I followed them. Obviously.
All the slaps and the whips, all of the tears and the pain in her expressions made me want to cry my heart out. From the peak of the door, I could see that monster tearing off her clothes and going inside... ugh. It pains me to even talk about it.
I could not call the police that day. Bri made me promise that whatever happens, nothing would be spread to the outsiders. And I kept it.
The next day, Mr. Blackwood wad found dead. They think he drowned on the bathtub, hitting his head.
We did not talk about how this happened or why he drowned because both of us knew exactly what occurred. And that was when I realized that we are officially in this little bond.

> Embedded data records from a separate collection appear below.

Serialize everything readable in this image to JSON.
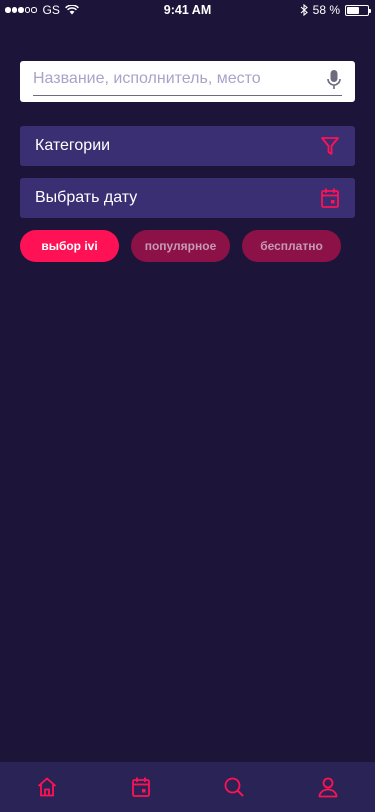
{
  "status_bar": {
    "carrier": "GS",
    "time": "9:41 AM",
    "battery_text": "58 %",
    "battery_level": 0.58
  },
  "search": {
    "placeholder": "Название, исполнитель, место",
    "value": "",
    "icon": "mic-icon"
  },
  "filters": {
    "categories_label": "Категории",
    "categories_icon": "filter-icon",
    "date_label": "Выбрать дату",
    "date_icon": "calendar-icon"
  },
  "chips": [
    {
      "label": "выбор ivi",
      "active": true
    },
    {
      "label": "популярное",
      "active": false
    },
    {
      "label": "бесплатно",
      "active": false
    }
  ],
  "bottom_nav": {
    "items": [
      {
        "name": "home",
        "icon": "home-icon"
      },
      {
        "name": "calendar",
        "icon": "calendar-icon"
      },
      {
        "name": "search",
        "icon": "search-icon"
      },
      {
        "name": "profile",
        "icon": "profile-icon"
      }
    ]
  },
  "colors": {
    "background": "#1d1539",
    "accent": "#ff1255",
    "panel": "#3b2f73",
    "chip_inactive": "#8c1147",
    "nav_bg": "#2a2356"
  }
}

Both of us were happy about his death. Both of us let each other inside our walls, and embrace our pain and flaws. And, both of us shared everything with each other. We were honest and soul naked in front of each other.
But as things are progressing, I'm scared. I don't want to lose her.
It's always about her in this diary, isn't it?
Well what can I say? She means a lot. And she is indeed the strongest woman I've come across.
My life, however, seems kind of chill. With my siblings and parents, I might be unloved but crazily normal. And maybe I found the patience and the love in her, something I never got my entire life. It drew me closer to her.
I don't want her get hurt. And I just want her to be safe. I'll save her. But how? I'm fragile and weak.
How can I ever explain what I feel for her? Is this normal, is this how best-friendship feels? Maybe.
But I can't live without her. She is the best damn thing that came into my life. And it's scary. Because she's perfect. And I'm not.
I think I am in love with you, Brianna Blackwood.